Straco Corporation Ltd Is Down 20% From Its 52-Week High Price: Is It Time To Buy Now?
Straco Corporation Ltd (SGX: S85) is a tourism asset operator with operation in China and Singapore. In China, the company owns the Shanghai Ocean Aquarium, Underwater World Xiamen, and Lintong Lixing Cable Carattractions. As for Singapore, Straco bought a majority stake in the iconic Singapore Flyer – one of the largest observation wheels in the world – in late 2014.
At the current price of S$0.72 (at time of writing), the company’s stock is trading at 20% lower from its 52-week high price of S$0.90. This raises a question: Is Straco Corporation cheap now? This question is important because if the firm’s shares are cheap, it might be a good opportunity for investors.
Unfortunately, there is no easy answer. However, we can still get some insights by comparing Straco’s current valuation with the market’s valuation. The three valuation metrics I will focus on are the price-to-book (PB) ratio, price-to-earnings (PE) ratio, and dividend yield.

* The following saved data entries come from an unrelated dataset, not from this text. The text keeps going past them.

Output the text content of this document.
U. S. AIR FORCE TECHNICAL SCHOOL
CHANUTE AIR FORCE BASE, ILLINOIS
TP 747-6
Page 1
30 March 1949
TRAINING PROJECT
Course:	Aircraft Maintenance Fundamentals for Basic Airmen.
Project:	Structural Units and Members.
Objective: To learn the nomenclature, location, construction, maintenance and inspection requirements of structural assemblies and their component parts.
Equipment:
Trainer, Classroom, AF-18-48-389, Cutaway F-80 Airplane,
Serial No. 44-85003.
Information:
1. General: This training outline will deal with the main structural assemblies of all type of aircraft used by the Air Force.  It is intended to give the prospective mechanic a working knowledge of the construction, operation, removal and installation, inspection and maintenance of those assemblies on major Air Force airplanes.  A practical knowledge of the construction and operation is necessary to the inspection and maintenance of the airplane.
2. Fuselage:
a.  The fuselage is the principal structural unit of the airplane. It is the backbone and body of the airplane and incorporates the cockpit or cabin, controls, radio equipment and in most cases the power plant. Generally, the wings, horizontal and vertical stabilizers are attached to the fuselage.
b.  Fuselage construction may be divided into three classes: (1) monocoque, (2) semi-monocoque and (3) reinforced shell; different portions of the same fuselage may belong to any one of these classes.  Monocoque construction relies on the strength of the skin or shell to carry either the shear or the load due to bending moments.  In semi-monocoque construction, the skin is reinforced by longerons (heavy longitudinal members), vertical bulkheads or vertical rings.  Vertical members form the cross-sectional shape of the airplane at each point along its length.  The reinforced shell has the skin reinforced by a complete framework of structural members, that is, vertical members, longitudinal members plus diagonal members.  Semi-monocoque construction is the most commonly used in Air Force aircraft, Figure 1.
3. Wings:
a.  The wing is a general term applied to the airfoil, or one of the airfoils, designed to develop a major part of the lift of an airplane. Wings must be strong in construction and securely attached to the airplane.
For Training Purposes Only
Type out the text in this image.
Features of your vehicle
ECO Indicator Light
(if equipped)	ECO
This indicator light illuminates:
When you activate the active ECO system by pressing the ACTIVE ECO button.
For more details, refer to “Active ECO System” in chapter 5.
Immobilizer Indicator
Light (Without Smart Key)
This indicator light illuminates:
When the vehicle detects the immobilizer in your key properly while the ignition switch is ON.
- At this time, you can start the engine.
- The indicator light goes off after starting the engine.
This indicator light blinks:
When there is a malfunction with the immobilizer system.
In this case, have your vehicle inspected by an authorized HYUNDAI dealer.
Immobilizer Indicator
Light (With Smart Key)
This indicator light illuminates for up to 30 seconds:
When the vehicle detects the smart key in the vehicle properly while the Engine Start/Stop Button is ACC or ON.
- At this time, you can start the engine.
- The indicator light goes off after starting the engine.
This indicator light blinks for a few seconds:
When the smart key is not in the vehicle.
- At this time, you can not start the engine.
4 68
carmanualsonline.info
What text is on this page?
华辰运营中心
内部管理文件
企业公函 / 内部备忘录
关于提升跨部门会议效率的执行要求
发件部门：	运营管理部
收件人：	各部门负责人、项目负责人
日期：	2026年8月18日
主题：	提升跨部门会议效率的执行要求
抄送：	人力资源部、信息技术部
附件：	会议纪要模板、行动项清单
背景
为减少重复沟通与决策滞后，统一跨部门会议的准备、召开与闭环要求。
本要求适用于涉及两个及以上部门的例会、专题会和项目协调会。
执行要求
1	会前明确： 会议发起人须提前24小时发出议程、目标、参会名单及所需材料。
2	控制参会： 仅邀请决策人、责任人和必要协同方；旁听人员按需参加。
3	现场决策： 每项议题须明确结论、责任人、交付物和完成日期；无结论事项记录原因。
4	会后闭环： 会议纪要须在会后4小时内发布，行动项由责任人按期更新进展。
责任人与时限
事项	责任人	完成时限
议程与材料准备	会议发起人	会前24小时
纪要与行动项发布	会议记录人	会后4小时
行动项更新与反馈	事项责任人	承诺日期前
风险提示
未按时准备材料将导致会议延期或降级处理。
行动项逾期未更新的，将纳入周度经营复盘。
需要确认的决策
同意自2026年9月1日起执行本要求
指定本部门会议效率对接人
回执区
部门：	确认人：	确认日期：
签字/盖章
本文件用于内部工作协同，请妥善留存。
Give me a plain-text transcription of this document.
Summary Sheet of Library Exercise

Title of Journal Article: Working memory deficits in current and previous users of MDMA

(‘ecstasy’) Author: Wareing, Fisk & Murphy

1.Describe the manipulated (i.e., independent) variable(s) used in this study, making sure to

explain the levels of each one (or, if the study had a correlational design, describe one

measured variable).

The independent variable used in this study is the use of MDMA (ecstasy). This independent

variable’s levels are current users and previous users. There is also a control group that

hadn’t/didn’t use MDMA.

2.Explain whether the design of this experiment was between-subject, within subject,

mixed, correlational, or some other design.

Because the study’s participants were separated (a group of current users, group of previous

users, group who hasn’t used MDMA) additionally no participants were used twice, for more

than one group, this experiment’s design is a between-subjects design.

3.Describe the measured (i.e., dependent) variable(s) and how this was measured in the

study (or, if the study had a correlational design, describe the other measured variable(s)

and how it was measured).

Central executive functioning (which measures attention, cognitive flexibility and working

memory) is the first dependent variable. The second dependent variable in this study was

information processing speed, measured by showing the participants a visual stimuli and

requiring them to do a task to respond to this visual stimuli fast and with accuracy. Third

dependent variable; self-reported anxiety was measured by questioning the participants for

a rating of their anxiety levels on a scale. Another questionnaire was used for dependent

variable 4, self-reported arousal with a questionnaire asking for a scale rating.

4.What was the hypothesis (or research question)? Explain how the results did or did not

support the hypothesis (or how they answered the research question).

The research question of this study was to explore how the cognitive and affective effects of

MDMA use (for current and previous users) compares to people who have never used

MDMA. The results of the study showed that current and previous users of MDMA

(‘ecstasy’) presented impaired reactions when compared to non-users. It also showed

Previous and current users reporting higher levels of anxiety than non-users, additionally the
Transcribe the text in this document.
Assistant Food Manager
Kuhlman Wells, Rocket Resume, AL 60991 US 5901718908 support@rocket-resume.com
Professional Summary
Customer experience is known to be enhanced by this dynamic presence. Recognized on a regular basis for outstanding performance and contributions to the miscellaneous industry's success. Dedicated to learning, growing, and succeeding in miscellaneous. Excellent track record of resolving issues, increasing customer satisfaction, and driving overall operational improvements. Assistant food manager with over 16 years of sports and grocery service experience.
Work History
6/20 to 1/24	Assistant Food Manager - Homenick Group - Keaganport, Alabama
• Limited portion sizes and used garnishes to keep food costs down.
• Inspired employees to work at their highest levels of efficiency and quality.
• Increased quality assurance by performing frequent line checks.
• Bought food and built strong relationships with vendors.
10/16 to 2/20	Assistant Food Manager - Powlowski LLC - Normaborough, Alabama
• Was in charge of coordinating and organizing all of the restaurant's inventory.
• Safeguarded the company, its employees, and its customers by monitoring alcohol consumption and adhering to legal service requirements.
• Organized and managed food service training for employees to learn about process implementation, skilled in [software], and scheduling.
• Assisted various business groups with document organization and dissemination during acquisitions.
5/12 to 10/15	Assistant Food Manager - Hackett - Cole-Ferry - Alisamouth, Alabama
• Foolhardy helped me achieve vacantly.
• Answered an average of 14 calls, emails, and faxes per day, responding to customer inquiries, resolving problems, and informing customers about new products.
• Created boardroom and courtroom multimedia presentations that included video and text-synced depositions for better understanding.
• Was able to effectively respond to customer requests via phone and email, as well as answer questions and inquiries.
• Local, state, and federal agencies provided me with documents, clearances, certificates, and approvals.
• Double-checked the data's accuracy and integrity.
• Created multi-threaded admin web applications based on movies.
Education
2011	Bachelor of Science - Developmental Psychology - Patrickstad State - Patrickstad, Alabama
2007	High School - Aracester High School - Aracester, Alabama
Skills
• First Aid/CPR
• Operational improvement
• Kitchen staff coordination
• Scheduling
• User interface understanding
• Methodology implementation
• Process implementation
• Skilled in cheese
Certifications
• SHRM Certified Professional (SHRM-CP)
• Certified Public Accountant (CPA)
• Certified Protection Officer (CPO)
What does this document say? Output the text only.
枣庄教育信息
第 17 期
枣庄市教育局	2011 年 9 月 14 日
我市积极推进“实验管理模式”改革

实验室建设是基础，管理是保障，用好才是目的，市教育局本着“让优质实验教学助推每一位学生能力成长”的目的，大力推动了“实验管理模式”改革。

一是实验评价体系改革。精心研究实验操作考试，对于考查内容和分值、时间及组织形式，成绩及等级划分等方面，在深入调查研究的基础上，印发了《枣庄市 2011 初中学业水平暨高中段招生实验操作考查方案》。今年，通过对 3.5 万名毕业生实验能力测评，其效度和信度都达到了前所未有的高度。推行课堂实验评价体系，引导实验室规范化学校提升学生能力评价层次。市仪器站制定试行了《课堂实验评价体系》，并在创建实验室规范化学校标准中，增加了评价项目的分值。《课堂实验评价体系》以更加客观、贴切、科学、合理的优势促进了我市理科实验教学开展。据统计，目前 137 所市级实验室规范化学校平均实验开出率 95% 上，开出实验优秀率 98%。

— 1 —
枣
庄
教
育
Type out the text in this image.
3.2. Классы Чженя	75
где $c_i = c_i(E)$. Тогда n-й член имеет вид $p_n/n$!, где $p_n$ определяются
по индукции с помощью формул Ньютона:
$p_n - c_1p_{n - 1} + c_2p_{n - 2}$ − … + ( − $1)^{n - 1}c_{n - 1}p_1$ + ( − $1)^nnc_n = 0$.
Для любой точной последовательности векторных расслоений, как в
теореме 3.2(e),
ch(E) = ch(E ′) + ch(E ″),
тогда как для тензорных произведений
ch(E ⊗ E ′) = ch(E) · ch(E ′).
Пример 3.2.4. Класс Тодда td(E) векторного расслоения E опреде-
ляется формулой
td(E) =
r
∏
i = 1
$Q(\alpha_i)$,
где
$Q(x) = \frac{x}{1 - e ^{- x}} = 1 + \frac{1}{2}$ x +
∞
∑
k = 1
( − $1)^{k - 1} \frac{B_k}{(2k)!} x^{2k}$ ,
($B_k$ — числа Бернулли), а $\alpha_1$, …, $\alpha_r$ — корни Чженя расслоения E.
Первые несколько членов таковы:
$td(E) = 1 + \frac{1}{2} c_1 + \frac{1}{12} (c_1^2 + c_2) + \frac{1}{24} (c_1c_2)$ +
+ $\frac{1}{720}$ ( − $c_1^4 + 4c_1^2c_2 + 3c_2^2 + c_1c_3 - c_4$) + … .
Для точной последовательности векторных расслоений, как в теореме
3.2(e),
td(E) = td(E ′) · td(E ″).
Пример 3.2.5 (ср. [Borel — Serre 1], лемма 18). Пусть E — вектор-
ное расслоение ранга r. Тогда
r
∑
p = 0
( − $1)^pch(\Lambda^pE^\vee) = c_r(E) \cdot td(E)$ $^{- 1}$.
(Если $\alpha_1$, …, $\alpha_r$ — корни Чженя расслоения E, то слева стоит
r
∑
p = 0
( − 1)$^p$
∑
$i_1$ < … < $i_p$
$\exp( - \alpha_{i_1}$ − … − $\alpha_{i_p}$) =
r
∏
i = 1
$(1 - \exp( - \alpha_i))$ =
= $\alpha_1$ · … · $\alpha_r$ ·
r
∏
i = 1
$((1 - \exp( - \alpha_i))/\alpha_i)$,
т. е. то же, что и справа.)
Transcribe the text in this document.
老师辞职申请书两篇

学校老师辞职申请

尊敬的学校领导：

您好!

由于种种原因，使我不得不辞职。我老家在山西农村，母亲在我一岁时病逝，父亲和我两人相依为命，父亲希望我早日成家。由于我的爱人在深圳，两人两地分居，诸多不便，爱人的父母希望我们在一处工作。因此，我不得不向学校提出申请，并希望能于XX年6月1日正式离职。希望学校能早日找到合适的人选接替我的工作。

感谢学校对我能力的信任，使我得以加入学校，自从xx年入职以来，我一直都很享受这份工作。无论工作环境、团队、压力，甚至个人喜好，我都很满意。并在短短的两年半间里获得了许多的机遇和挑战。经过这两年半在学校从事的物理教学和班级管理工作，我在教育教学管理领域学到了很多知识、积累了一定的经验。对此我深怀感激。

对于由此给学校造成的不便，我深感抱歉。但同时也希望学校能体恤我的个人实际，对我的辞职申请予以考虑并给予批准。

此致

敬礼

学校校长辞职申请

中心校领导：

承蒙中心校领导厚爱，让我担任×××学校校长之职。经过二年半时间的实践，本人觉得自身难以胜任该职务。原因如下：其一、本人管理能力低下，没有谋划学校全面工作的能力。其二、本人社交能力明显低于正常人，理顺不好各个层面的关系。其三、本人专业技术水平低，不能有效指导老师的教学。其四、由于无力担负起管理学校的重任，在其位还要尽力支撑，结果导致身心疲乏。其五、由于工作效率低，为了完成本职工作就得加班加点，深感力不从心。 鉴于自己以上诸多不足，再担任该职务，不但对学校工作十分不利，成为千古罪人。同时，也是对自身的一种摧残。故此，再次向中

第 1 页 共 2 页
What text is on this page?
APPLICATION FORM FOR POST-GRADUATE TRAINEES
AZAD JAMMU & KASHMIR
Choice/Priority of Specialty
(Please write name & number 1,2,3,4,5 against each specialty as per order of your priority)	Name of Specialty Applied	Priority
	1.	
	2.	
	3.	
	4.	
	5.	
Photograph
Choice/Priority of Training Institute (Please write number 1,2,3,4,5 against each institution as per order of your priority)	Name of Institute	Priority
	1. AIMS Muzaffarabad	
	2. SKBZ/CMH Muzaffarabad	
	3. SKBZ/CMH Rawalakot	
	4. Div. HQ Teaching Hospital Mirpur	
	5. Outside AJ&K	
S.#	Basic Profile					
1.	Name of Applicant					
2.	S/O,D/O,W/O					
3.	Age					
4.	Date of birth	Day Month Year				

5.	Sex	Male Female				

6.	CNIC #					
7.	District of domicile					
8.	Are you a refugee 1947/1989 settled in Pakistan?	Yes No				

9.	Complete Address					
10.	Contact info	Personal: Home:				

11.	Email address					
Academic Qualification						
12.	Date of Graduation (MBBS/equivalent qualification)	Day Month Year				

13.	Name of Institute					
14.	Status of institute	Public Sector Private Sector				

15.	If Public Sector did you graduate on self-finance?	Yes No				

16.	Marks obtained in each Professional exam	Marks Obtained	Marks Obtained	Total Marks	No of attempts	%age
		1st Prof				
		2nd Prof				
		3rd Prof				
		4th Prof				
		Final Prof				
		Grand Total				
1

I will be using the SPDR STI ETF (SGX: ES3) as a proxy for the market; the SPDR STI ETF is an exchange-traded fund that tracks the fundamentals of Singapore’s stock market benchmark, the Straits Times Index (SGX: ^STI).
Straco currently has a PB ratio of 2.4, which is higher than the SPDR STI ETF’s PB ratio of 1.1. In addition, Straco’s PE ratio is higher than that of the SPDR STI ETF (14.7 vs 11.3). On the other hand, Straco’s dividend yield of 3.5% is comparable to the market’s yield of 3.5%.
In sum, we can argue that Straco is priced at a premium to the market average due to its high PB and PE ratio. Yet, income investors might still be interested in the company given its high dividend yield.